Rose designed the posters. Sadri came up with the name "Lions led by donkeys", a common phrase referring to soldiers in the First World War who were led to their deaths by incompetent and indifferent leaders. They thought it well described the relationship between the British people and their Brexit leaders. Rose shortened it to #LedByDonkeys. They had the five tweets printed at billboard size. The activists bought a ladder, high-visibility jackets to look legitimate, a bucket, a roller and wallpaper paste. On the night of 8 January 2019 they illegally plastered the David Cameron tweet over a finance advert on a billboard on the A10 in Stoke Newington. They posted a photo of the billboard to their new Twitter account, and asked journalist Marina Hyde of The Guardian to retweet it; this soon resulted in hashtag #LedByDonkeys trending on Twitter. Within a day, their billboard poster had been plastered over with blue paper.

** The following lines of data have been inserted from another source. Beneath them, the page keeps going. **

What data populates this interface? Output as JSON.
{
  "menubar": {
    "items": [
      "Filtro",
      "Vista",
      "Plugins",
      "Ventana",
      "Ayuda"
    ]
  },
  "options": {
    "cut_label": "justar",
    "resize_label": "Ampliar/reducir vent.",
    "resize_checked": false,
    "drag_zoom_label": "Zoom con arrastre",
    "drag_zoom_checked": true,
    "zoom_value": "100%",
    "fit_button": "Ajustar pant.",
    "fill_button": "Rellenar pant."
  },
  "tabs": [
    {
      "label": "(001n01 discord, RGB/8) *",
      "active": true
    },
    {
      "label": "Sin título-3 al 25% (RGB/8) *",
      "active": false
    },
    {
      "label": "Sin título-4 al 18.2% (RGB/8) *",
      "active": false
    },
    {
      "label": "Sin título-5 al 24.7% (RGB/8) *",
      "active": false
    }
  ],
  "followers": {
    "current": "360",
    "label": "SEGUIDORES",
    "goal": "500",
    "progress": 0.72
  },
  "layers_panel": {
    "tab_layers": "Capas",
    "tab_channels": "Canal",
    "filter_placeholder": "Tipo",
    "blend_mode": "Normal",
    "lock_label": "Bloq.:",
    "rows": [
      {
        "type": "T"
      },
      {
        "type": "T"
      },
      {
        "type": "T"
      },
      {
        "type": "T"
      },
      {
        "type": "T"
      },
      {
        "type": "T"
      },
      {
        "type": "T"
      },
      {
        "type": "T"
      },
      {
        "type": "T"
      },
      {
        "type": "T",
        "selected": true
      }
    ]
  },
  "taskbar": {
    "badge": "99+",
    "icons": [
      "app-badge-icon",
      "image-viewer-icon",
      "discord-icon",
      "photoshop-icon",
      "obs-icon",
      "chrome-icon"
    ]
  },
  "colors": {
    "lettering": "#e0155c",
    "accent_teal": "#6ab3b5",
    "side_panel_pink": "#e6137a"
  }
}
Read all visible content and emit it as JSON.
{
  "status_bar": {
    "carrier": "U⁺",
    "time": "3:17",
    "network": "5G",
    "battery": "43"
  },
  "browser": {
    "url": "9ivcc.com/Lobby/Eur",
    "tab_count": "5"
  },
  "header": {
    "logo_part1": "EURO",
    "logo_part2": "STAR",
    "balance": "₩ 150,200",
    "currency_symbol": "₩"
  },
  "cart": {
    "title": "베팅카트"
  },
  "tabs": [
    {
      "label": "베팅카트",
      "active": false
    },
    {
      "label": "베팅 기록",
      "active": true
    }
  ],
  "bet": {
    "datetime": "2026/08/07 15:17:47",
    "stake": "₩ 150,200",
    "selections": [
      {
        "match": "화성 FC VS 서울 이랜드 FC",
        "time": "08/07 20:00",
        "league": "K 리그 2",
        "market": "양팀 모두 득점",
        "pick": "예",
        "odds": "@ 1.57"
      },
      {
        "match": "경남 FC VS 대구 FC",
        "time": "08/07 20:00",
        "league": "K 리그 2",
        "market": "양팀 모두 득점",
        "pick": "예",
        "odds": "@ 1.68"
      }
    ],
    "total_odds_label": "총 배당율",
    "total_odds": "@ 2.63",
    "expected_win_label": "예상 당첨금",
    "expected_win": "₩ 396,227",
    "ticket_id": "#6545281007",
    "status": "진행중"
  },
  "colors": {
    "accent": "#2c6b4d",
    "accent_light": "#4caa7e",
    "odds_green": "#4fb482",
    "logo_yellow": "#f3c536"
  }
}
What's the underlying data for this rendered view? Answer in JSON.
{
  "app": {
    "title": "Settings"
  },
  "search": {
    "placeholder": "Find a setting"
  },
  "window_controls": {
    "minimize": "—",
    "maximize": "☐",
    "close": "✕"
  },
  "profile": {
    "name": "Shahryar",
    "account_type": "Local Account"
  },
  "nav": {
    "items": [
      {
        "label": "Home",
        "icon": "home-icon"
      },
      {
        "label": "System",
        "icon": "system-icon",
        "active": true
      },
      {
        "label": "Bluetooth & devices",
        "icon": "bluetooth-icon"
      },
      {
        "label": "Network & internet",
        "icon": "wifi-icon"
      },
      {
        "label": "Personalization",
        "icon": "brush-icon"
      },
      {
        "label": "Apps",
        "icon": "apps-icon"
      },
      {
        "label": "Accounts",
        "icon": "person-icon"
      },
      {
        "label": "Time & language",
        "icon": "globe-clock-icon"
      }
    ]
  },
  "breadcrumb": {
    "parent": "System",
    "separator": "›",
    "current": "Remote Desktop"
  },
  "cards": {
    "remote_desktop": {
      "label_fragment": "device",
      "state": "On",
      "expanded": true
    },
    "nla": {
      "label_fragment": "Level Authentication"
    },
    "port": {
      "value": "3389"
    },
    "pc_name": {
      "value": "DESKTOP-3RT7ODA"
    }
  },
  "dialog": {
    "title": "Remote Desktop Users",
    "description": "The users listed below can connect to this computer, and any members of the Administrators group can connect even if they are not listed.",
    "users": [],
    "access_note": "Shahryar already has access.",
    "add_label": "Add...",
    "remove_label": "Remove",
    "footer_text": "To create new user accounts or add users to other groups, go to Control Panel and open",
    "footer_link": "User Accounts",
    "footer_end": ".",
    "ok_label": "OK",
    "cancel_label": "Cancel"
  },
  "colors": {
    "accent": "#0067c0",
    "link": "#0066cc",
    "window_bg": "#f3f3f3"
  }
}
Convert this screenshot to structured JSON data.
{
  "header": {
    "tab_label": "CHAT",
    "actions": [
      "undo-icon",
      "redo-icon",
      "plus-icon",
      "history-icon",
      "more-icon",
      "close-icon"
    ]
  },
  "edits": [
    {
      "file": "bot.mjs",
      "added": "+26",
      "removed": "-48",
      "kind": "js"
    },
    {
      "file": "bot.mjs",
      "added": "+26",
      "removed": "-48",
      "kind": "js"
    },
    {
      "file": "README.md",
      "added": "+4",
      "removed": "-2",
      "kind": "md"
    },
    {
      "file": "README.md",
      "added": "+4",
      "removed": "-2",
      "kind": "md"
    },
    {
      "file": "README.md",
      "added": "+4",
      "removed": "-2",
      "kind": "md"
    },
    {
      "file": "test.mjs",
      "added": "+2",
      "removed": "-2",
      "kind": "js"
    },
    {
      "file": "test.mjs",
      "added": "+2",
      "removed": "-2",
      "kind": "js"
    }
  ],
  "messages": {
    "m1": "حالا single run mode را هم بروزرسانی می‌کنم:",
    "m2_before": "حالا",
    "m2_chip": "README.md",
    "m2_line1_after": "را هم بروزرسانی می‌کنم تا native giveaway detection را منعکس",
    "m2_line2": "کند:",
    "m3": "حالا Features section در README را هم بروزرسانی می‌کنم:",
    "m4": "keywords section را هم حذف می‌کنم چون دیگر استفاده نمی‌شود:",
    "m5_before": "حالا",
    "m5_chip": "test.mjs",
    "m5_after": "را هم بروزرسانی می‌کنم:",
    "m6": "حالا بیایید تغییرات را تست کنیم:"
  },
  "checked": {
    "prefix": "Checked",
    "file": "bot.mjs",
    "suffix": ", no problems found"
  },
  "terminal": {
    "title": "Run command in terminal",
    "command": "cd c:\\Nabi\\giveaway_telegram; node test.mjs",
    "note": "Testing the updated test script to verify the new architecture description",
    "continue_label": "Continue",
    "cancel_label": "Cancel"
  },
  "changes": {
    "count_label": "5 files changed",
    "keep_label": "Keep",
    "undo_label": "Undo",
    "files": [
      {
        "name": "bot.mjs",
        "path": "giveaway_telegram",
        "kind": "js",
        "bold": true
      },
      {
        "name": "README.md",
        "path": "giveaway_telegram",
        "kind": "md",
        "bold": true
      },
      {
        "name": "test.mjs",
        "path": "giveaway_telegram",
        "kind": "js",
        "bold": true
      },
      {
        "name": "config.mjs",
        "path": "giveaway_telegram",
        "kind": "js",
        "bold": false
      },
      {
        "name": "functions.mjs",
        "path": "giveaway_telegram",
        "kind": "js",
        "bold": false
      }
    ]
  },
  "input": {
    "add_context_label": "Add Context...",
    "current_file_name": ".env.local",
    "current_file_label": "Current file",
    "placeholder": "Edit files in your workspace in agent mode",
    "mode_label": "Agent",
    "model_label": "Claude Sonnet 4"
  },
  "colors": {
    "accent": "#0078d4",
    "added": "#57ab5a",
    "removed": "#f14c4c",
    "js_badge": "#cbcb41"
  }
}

In the time between their day jobs and their family life, at night the group illegally pasted the other four original tweets on billboards around London. The group stated that one of their aims was to spark a discussion amongst Leave voters about the promises of the leading Brexiteers. They therefore chose Dover, a pro-Brexit constituency, as their next location. They selected four additional historical Brexiteer statements, partially from suggestions made by their social media followers, among which was Dominic Raab's 2018 statement "I hadn't quite understood the full extent of this but ... we are particularly reliant on the Dover-Calais crossing". On 16 January 2019 the group tweeted photos of the four Dover billboards, along with the message "A busy night on the Brexit frontline. We've covered Dover in the historic quotes of the people responsible for this chaos. Britain is a nation #LedByDonkeys." The group later stated that this was the moment when they went viral. The next day all four posters were removed by the billboard company.